Home Hukum Polri Sebut Koperasi Syariah 212 Terima Rp10 Miliar dari ACT

Polri Sebut Koperasi Syariah 212 Terima Rp10 Miliar dari ACT

Jakarta, Gatra.com – Polri telah mengantongi aliran dana dari Aksi Cepat Tanggap (ACT) kepada sejumlah pihak, di antaranya ke Koperasi Syariah 212 kurang lebih Rp10 miliar.

Wakil Direktur Tindak Pidana Ekonomi Khusus (Wadir Tipideksus) Bareskrim Polri, Kombes Helfi Assegaf, dalam konferensi pers hybird pada Senin (25/7), menyampaikan, awalnya ACT mendapatkan dana dari Boeing untuk para ahli waris korban pesawat jatuh Lion Air JT 610 sebesar Rp138 miliar.

“Total dana yang diterima dari Boeing kurang lebih sekitar Rp138 miliar. Kemudian digunakan program yang telah dibuat oleh ACT kurang lebih Rp103 miliar,” ujarnya.

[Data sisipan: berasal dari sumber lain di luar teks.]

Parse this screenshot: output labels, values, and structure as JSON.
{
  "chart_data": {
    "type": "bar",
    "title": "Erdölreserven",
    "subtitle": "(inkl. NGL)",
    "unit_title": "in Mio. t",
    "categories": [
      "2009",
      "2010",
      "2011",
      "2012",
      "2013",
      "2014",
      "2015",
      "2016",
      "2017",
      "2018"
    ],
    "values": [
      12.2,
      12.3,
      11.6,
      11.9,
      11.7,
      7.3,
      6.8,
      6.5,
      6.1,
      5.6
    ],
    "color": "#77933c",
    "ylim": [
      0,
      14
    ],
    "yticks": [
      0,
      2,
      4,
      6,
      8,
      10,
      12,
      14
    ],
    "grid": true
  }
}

Adapun sisianya sekitar Rp34 miliar, lanjut Helfi, digunakan tidak sesuai peruntukannya, di antaranya pengadaan armada truk kurang lebih Rp2 miliar, Dikpudpus kurang lebih Rp2,8 miliar, pembangunan Pesantren Peradanan di Tasikmalaya kurang lebih Rp8,7 miliar, Koperasi Syariah 212 kurang lebih Rp10 miliar, kemudian dana talangan CV CUN Rp3 miliar, dana talangan PT MBGS Rp7,8 miliar. “Sehingga total semuanya 34.573.069.200,” katanya.

Kemudian, dana tersebut juga digunakan untuk gaji para pengurus. “Ini sekarang sedang dilakukan rekapitulasi dan menjadi tindak lanjut kami dan akan dilakukan audit kepada ACT. Selanjutnya kita koordinasi PPATK untuk tracing asset atas dana-dana tersebut,” katanya.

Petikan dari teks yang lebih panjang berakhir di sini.